Ganzarski emphasizes that electric motors have been around for a long time, and it’s not as if his startup claims to have invented the technology. However, he says MagniX has made advancements in three areas that have helped position the company to potentially make its mark on the emerging sector of electric plane motors. These areas are materials (what magnets, coils, and other parts of the motor are made of); design (the placement of magnets, for example); and MagniX’s internal, integrated liquid cooling system.

Using air cooling to regulate the temperature of a 750-horsepower plane motor presents major engineering hurdles, Ganzarski says.

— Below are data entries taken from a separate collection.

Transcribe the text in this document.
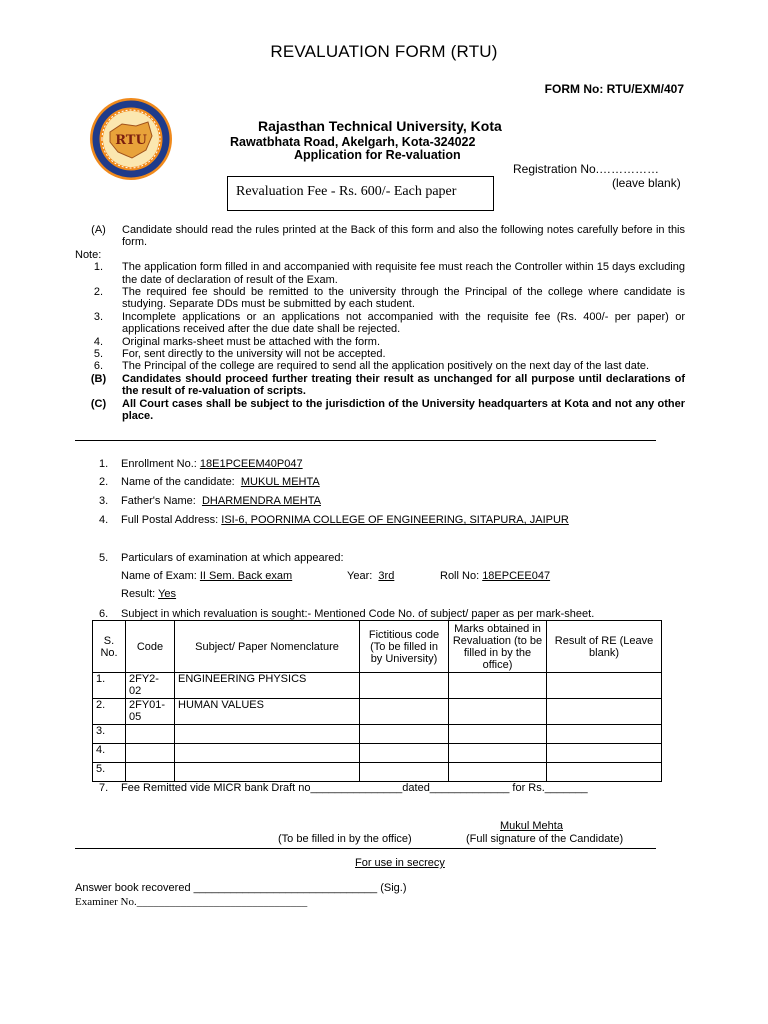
REVALUATION FORM (RTU)
FORM No: RTU/EXM/407
RTU
Rajasthan Technical University, Kota
Rawatbhata Road, Akelgarh, Kota-324022
Application for Re-valuation
Registration No.……………
(leave blank)
Revaluation Fee - Rs. 600/- Each paper
(A)	Candidate should read the rules printed at the Back of this form and also the following notes carefully before in this form.
Note:
1.	The application form filled in and accompanied with requisite fee must reach the Controller within 15 days excluding the date of declaration of result of the Exam.
2.	The required fee should be remitted to the university through the Principal of the college where candidate is studying. Separate DDs must be submitted by each student.
3.	Incomplete applications or an applications not accompanied with the requisite fee (Rs. 400/- per paper) or applications received after the due date shall be rejected.
4.	Original marks-sheet must be attached with the form.
5.	For, sent directly to the university will not be accepted.
6.	The Principal of the college are required to send all the application positively on the next day of the last date.
(B)	Candidates should proceed further treating their result as unchanged for all purpose until declarations of the result of re-valuation of scripts.
(C)	All Court cases shall be subject to the jurisdiction of the University headquarters at Kota and not any other place.
1. Enrollment No.: 18E1PCEEM40P047
2. Name of the candidate: MUKUL MEHTA
3. Father's Name: DHARMENDRA MEHTA
4. Full Postal Address: ISI-6, POORNIMA COLLEGE OF ENGINEERING, SITAPURA, JAIPUR
5. Particulars of examination at which appeared:
Name of Exam: II Sem. Back exam	Year: 3rd	Roll No: 18EPCEE047
Result: Yes
6. Subject in which revaluation is sought:- Mentioned Code No. of subject/ paper as per mark-sheet.
S. No.	Code	Subject/ Paper Nomenclature	Fictitious code (To be filled in by University)	Marks obtained in Revaluation (to be filled in by the office)	Result of RE (Leave blank)
1.	2FY2-02	ENGINEERING PHYSICS			
2.	2FY01-05	HUMAN VALUES			
3.					
4.					
5.					
7. Fee Remitted vide MICR bank Draft no_______________dated_____________ for Rs._______
Mukul Mehta
(To be filled in by the office)	(Full signature of the Candidate)
For use in secrecy
Answer book recovered ______________________________ (Sig.)
Examiner No._______________________________
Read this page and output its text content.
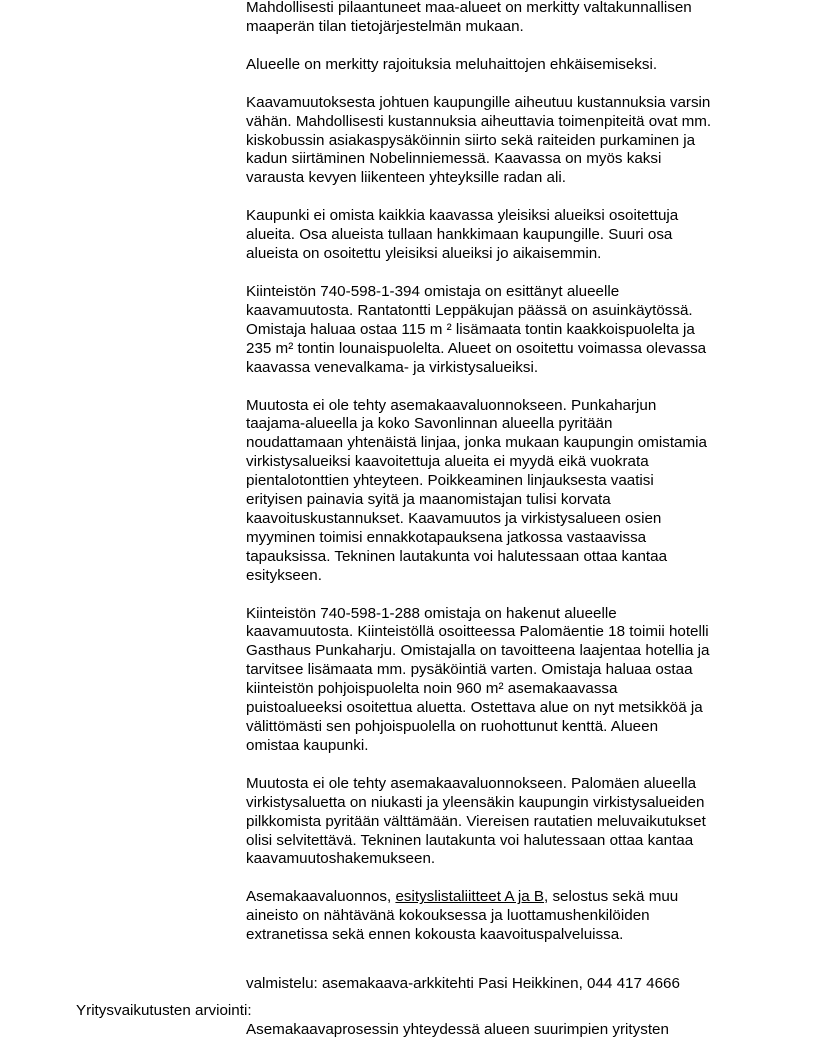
Mahdollisesti pilaantuneet maa-alueet on merkitty valtakunnallisen
maaperän tilan tietojärjestelmän mukaan.

Alueelle on merkitty rajoituksia meluhaittojen ehkäisemiseksi.

Kaavamuutoksesta johtuen kaupungille aiheutuu kustannuksia varsin
vähän. Mahdollisesti kustannuksia aiheuttavia toimenpiteitä ovat mm.
kiskobussin asiakaspysäköinnin siirto sekä raiteiden purkaminen ja
kadun siirtäminen Nobelinniemessä. Kaavassa on myös kaksi
varausta kevyen liikenteen yhteyksille radan ali.

Kaupunki ei omista kaikkia kaavassa yleisiksi alueiksi osoitettuja
alueita. Osa alueista tullaan hankkimaan kaupungille. Suuri osa
alueista on osoitettu yleisiksi alueiksi jo aikaisemmin.

Kiinteistön 740-598-1-394 omistaja on esittänyt alueelle
kaavamuutosta. Rantatontti Leppäkujan päässä on asuinkäytössä.
Omistaja haluaa ostaa 115 m ² lisämaata tontin kaakkoispuolelta ja
235 m² tontin lounaispuolelta. Alueet on osoitettu voimassa olevassa
kaavassa venevalkama- ja virkistysalueiksi.

Muutosta ei ole tehty asemakaavaluonnokseen. Punkaharjun
taajama-alueella ja koko Savonlinnan alueella pyritään
noudattamaan yhtenäistä linjaa, jonka mukaan kaupungin omistamia
virkistysalueiksi kaavoitettuja alueita ei myydä eikä vuokrata
pientalotonttien yhteyteen. Poikkeaminen linjauksesta vaatisi
erityisen painavia syitä ja maanomistajan tulisi korvata
kaavoituskustannukset. Kaavamuutos ja virkistysalueen osien
myyminen toimisi ennakkotapauksena jatkossa vastaavissa
tapauksissa. Tekninen lautakunta voi halutessaan ottaa kantaa
esitykseen.

Kiinteistön 740-598-1-288 omistaja on hakenut alueelle
kaavamuutosta. Kiinteistöllä osoitteessa Palomäentie 18 toimii hotelli
Gasthaus Punkaharju. Omistajalla on tavoitteena laajentaa hotellia ja
tarvitsee lisämaata mm. pysäköintiä varten. Omistaja haluaa ostaa
kiinteistön pohjoispuolelta noin 960 m² asemakaavassa
puistoalueeksi osoitettua aluetta. Ostettava alue on nyt metsikköä ja
välittömästi sen pohjoispuolella on ruohottunut kenttä. Alueen
omistaa kaupunki.

Muutosta ei ole tehty asemakaavaluonnokseen. Palomäen alueella
virkistysaluetta on niukasti ja yleensäkin kaupungin virkistysalueiden
pilkkomista pyritään välttämään. Viereisen rautatien meluvaikutukset
olisi selvitettävä. Tekninen lautakunta voi halutessaan ottaa kantaa
kaavamuutoshakemukseen.

Asemakaavaluonnos, esityslistaliitteet A ja B, selostus sekä muu
aineisto on nähtävänä kokouksessa ja luottamushenkilöiden
extranetissa sekä ennen kokousta kaavoituspalveluissa.

valmistelu: asemakaava-arkkitehti Pasi Heikkinen, 044 417 4666
Yritysvaikutusten arviointi:
Asemakaavaprosessin yhteydessä alueen suurimpien yritysten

Once MagniX realized liquid cooling was a more sensible option, the challenge was developing an effective system that wouldn’t weigh down a plane, he says.

“What we’ve been able to develop is a proprietary system that provides integrated liquid cooling into the motor and the inverter without adding any bad weight,” Ganzarski says.

MagniX works with three different battery companies, and for now the startup is using “traditional lithium-ion batteries” to power its motors and other equipment.

Siemens is one business that has a head start on MagniX in working to bring electric motor technology to commercial air travel. The company’s motors have already been used in tests of a plane Denver-based Bye Aerospace is developing. Separately, Siemens is also working with Airbus and other partners on a hybrid-electric passenger plane known as E-Fan X.

Ganzarski says he’s “happy to have someone of the caliber of Siemens be in this competitive market.” MagniX and Siemens are the only two organizations he knows of that have successfully built a 350-horsepower motor (MagniX’s lower-power offering) that’s liquid-cooled and geared towards aerospace.

“It really proves the point that electric aviation, for the size of aircraft and commercial use that we’re talking about, is in fact a real thing,” Ganzarski says. “Otherwise, the likes of Siemens wouldn’t be in this.”